Bing's web cache shows the price being at (least, since we don't know when
Bing took the cache) 6.87 yesterday (<http://cl.ly/0A1N0K0C2Q2W2H0U3h43>) and
now it is at 8.35. That is a difference of 1.48, indicating a gain of (at
least) 1,480 customers. Every user x signing up past the point that the cache
was taken generates (6.87 + 0.001x). Thanks to Gauss, we can find the total
revenue using (6.87+8.35)(1480/2), and we can calculate roughly that Pinboard
made something on the order of $11k yesterday, and probably a bit more since
they probably round up instead of charging tenths of cents. Sweet!

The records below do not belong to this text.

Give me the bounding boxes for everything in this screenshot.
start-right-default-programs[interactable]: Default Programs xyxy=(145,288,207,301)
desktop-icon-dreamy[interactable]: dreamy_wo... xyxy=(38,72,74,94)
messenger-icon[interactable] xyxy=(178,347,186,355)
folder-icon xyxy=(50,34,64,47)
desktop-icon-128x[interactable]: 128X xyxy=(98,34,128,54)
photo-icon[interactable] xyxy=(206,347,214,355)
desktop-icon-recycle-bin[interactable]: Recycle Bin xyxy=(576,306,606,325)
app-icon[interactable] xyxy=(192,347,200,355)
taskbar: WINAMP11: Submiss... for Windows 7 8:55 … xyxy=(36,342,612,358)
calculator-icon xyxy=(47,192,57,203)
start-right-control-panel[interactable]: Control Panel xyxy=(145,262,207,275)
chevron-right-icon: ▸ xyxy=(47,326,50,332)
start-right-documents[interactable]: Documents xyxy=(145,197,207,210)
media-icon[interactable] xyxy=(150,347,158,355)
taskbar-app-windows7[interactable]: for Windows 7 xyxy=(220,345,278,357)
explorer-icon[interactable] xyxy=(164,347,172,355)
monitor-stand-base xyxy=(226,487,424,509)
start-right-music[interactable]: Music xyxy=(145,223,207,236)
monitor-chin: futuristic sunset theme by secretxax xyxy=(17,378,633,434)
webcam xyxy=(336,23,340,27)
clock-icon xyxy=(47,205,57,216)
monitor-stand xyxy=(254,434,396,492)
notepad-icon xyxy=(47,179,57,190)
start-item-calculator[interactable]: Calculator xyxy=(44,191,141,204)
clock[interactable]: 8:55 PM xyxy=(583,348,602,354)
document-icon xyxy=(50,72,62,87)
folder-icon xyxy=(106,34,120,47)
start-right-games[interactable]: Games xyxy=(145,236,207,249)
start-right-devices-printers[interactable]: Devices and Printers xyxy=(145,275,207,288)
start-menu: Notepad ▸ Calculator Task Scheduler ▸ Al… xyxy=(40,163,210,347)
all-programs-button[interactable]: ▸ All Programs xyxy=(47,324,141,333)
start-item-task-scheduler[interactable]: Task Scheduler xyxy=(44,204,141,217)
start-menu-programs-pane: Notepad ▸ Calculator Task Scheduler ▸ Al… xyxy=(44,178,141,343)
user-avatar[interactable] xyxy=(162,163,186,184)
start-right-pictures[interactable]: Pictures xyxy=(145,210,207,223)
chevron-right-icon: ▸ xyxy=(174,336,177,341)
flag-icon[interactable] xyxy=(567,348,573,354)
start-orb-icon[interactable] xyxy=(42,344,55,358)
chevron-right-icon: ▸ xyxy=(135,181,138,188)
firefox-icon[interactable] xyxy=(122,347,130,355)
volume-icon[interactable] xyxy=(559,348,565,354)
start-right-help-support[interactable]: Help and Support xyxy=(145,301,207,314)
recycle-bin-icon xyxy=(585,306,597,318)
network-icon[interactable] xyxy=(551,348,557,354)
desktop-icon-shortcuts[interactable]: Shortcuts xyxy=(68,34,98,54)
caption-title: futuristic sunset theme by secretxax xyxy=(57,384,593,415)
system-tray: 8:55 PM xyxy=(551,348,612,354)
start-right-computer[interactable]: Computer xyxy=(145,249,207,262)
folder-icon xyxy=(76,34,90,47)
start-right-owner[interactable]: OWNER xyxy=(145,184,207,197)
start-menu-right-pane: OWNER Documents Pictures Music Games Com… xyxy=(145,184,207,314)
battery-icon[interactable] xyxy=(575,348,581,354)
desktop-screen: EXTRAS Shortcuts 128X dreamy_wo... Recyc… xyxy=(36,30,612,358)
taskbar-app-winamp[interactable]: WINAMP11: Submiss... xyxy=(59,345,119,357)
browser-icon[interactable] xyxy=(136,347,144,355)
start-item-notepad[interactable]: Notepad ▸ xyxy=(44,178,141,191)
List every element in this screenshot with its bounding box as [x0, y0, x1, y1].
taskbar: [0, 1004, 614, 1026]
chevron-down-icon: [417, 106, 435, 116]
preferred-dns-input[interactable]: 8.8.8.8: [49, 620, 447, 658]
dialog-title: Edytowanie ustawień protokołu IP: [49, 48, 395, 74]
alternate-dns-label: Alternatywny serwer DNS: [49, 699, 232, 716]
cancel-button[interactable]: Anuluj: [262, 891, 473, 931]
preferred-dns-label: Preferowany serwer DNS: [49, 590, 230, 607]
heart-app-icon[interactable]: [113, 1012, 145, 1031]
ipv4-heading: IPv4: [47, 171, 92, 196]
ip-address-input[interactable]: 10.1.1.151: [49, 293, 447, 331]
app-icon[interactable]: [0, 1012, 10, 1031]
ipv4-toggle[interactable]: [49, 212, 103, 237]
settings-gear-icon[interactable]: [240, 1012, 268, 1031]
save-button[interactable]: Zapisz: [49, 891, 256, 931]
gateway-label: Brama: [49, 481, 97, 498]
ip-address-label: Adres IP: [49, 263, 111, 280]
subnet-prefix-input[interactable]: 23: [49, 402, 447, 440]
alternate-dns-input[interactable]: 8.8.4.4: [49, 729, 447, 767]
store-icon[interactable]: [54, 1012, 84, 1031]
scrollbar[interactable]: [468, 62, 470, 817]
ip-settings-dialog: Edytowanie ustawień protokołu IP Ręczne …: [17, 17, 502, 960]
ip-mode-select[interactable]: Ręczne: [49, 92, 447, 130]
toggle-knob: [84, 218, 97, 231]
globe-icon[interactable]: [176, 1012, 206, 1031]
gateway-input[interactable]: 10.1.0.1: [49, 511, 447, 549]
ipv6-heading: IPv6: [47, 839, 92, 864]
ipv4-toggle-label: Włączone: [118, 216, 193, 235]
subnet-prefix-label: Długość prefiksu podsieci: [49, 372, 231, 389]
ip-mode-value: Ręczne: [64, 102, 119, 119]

Hopefully this helps the guys over at Pinboard generate positive ROI for their
time, since Pinboard is an awesome service.

------
Semiapies
_"Umm, what? If they would have said all of this yesterday and been more
responsive, then there ould not have been so much speculation."_

True.

On the other hand, the fact that the entire story was _ad rectum_ speculation
is conspicuously _not_ Yahoo's fault.

------
blahedo
Dup: <http://news.ycombinator.com/item?id=2017179>

------
rwhitman
Definitely seems they had a change of heart in reaction to the bad press and
decided to sell it instead of using it as a write-off

------
acconrad
Best false alarm ever.

------
chomchom
That little affair will surely have affected any valuation. It was just the
shove I needed to move to pinboard. Let's start a conspiracy theory that it
was a co-ordinated effort by some other bookmarking service to capture
delicious users.

------
dotcoma
yeah, and if you want to sell a service, it's a great idea to fire the people
running it...

------
bhudman
switched over to pinboard already. I have little faith in yahoo now.